Well this is unexpected, given I talked to Justin Lu at Apple back in
December and I thought our plan was to work together on the series I've
had cooking in the Asahi tree [1] for a while now, which is actually
shipping in thousands of Asahi Linux systems in production and actually
already supported by the FEX-Emu project with our ABI. You CCed 30+
people, but not me nor the [email protected] mailing list...
[1] https://github.com/AsahiLinux/linux/tree/bits/220-tso
Given that we're here now, I'll send out my series for review and see
what people think about that one.
>
> Zayd Qumsieh (3):
> tso: aarch64: allow linux kernel to read/write ACTLR.TSOEN
> tso: aarch64: context-switch tso bit on thread switch
> tso: aarch64: allow userspace to set tso bit using prctl
>
> arch/arm64/Kconfig | 19 +++++++++
> arch/arm64/include/asm/processor.h | 4 ++
> arch/arm64/include/asm/sysreg.h | 7 ++++
> arch/arm64/include/asm/tso.h | 19 +++++++++
> arch/arm64/kernel/Makefile | 2 +-
> arch/arm64/kernel/process.c | 61 +++++++++++++++++++++++++++++
> arch/arm64/kernel/tso.c | 62 ++++++++++++++++++++++++++++++
> include/uapi/linux/prctl.h | 9 +++++
> kernel/sys.c | 11 ++++++
> 9 files changed, 193 insertions(+), 1 deletion(-)

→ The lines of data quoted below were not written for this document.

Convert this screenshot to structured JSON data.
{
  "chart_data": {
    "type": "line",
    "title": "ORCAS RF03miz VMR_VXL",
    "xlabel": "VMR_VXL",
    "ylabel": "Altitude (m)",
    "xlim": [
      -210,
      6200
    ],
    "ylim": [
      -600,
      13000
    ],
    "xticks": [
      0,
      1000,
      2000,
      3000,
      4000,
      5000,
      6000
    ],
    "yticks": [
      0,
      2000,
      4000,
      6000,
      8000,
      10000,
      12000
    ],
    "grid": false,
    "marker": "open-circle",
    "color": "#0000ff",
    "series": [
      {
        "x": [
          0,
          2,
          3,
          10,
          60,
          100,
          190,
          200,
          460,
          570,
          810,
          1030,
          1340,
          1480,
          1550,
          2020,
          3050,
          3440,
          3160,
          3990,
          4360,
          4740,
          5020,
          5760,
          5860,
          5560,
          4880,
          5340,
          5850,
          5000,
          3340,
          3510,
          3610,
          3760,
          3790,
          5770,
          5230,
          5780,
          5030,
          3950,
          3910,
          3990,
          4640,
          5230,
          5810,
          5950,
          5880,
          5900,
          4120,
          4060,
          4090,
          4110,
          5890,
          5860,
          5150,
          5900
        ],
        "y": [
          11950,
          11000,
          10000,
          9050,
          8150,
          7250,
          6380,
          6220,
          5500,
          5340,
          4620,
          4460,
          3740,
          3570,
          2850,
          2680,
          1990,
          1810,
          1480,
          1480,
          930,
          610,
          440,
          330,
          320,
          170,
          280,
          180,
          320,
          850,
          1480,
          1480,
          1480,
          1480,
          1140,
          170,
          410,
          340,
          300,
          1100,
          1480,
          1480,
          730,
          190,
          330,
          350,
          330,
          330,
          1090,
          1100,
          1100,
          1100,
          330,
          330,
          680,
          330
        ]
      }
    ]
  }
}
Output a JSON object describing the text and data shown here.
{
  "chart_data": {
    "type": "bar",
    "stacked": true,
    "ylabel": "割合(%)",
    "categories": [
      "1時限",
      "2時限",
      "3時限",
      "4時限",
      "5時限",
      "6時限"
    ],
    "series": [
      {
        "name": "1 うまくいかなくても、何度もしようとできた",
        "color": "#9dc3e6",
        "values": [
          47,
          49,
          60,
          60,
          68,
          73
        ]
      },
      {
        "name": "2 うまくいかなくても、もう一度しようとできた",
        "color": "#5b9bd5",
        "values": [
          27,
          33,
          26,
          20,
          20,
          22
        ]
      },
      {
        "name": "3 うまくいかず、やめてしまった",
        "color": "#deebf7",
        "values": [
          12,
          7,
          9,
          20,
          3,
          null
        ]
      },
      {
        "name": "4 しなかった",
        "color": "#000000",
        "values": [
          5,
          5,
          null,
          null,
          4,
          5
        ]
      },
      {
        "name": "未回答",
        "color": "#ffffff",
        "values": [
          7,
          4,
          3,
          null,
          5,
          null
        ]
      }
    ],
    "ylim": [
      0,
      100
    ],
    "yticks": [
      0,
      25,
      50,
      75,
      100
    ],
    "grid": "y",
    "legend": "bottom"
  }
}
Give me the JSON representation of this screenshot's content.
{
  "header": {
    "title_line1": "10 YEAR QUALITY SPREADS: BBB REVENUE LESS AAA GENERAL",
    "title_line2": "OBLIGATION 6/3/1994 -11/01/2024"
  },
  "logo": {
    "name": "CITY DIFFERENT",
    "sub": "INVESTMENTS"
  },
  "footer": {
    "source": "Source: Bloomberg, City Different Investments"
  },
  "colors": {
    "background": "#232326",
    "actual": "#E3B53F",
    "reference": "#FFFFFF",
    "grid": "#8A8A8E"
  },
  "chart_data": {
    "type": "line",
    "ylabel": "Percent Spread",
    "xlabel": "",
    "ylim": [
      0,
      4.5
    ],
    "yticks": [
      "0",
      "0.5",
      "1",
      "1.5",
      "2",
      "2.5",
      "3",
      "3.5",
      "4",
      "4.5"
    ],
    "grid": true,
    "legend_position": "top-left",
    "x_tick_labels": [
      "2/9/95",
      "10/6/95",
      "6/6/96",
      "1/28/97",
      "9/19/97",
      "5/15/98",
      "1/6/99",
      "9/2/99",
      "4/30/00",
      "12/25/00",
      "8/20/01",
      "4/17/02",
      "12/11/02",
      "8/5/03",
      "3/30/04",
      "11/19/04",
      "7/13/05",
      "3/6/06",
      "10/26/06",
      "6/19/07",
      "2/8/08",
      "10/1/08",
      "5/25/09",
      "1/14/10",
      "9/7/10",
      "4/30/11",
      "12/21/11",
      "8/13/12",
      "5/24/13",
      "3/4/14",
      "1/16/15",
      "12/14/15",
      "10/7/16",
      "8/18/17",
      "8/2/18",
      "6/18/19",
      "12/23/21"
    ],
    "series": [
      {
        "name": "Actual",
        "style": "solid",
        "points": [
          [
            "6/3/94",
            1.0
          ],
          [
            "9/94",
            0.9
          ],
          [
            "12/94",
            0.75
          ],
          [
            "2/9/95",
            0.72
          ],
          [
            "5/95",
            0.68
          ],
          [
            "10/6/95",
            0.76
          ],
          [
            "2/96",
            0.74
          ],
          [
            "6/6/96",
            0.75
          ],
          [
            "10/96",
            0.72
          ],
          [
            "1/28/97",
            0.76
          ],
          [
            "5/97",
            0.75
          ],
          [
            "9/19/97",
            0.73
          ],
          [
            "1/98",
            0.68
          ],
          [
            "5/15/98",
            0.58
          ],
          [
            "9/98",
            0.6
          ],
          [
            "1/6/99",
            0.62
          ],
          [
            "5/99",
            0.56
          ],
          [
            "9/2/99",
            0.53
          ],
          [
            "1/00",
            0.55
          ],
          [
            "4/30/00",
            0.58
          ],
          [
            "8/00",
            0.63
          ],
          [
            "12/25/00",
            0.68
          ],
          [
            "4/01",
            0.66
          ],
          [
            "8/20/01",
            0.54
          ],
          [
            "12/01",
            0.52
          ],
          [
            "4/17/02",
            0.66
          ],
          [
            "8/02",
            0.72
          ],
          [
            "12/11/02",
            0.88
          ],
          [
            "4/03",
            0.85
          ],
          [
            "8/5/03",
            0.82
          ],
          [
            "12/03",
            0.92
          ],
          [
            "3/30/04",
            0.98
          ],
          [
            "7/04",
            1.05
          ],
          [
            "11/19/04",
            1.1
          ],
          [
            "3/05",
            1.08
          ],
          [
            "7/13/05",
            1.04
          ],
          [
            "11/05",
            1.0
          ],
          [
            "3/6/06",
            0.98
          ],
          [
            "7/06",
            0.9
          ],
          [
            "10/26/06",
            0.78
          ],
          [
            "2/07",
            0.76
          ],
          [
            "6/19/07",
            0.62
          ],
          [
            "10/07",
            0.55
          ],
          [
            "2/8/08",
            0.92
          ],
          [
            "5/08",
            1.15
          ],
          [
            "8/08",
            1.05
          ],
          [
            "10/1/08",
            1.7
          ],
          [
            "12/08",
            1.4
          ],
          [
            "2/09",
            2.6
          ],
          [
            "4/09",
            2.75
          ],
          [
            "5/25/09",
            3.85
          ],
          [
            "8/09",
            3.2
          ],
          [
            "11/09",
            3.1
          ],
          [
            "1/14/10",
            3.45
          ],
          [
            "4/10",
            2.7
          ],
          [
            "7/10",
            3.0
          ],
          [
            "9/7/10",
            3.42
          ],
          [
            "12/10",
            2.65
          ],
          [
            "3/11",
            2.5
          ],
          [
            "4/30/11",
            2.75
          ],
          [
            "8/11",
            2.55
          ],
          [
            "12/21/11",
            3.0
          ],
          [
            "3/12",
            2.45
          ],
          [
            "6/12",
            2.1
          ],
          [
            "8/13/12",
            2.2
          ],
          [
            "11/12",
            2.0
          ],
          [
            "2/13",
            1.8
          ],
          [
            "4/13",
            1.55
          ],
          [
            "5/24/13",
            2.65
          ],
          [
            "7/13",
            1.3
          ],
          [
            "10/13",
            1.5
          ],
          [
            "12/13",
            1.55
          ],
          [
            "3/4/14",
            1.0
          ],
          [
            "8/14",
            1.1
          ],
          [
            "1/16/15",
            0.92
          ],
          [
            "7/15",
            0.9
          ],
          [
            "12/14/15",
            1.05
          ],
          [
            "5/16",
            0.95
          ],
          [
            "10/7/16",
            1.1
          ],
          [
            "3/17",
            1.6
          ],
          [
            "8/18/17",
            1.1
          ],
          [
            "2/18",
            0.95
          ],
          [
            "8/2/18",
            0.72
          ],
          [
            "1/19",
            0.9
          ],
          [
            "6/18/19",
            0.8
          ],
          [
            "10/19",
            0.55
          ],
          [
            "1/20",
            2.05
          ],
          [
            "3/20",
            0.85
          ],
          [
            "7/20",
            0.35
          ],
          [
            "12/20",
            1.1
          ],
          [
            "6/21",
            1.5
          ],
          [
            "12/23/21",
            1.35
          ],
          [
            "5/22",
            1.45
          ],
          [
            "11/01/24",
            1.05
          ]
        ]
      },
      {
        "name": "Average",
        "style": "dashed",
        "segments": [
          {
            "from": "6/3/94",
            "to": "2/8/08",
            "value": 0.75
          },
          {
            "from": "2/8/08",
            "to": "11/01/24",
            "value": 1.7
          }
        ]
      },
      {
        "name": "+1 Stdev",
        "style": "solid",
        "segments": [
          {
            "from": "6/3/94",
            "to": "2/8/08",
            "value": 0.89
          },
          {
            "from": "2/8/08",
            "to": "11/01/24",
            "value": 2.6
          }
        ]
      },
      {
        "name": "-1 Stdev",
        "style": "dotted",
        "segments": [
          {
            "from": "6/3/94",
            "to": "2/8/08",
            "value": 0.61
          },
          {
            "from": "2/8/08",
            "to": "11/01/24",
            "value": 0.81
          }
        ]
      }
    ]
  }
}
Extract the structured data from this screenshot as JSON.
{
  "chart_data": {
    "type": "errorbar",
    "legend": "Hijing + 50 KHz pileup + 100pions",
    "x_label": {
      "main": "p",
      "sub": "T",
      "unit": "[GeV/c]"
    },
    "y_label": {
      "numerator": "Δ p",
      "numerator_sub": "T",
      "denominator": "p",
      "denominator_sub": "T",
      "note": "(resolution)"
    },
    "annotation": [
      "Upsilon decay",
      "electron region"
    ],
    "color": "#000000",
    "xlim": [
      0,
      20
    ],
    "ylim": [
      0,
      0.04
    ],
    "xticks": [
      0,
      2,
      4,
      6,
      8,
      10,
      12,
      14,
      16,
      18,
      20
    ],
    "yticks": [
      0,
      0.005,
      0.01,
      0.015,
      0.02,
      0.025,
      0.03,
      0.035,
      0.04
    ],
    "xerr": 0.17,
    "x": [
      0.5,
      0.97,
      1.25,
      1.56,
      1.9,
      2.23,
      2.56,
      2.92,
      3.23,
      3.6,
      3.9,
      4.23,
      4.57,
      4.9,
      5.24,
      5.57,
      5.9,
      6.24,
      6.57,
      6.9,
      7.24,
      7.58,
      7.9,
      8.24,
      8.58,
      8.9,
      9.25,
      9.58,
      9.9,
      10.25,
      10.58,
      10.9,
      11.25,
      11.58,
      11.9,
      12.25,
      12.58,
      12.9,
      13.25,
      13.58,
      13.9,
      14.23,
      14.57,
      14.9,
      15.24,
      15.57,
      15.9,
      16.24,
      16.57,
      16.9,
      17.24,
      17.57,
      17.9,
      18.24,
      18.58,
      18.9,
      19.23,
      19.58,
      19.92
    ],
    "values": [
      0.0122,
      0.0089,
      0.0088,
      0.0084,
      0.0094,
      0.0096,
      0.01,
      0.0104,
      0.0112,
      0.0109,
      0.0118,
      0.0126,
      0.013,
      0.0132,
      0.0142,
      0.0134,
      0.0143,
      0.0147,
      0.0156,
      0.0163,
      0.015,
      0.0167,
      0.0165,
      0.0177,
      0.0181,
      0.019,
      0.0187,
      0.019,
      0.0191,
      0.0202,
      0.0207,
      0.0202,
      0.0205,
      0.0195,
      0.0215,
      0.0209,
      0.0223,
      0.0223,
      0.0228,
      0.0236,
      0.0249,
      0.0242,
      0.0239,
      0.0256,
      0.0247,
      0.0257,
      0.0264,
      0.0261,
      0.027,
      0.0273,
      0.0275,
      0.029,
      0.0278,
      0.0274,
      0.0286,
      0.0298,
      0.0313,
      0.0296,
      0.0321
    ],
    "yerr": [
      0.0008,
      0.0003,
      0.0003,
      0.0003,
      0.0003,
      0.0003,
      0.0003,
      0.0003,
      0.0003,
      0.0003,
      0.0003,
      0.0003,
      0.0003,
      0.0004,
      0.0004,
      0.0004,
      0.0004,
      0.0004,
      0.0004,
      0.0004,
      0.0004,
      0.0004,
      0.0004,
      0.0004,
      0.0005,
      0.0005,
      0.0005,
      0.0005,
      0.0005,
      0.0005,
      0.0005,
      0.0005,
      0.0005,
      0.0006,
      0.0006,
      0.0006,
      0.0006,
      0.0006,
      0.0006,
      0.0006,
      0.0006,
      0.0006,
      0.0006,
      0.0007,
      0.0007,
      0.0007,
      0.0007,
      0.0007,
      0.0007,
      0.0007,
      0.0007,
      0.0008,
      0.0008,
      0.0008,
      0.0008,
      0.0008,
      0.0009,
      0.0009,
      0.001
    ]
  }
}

> create mode 100644 arch/arm64/include/asm/tso.h
> create mode 100644 arch/arm64/kernel/tso.c
>
- Hector
Hi Zayd,
It makes a nice change to see an apple.com address on the mailing list!
On Wed, Apr 10, 2024 at 02:16:38PM -0700, Zayd Qumsieh wrote:
> x86 CPUs use a TSO memory model. Apple Silicon CPUs have the ability to
> selectively use a TSO memory model. This can be done by setting the
> ACTLR.TSOEN bit to 1. This feature is useful for x86 emulators, since it
> removes the need for emulators to insert memory barriers in order to abide
> by the TSO memory model. This patch series will add ACTLR.TSOEN support to
> virtualized linux on Apple Silicon machines. Userspace will be able to use
> a prctl to change the memory model of the CPU from the default ARM64 memory
> model to a TSO memory model.
FWIW: I've replied on the other series from Hector:
https://lore.kernel.org/lkml/20240411132853.GA26481@willie-the-truck/T/#t
Will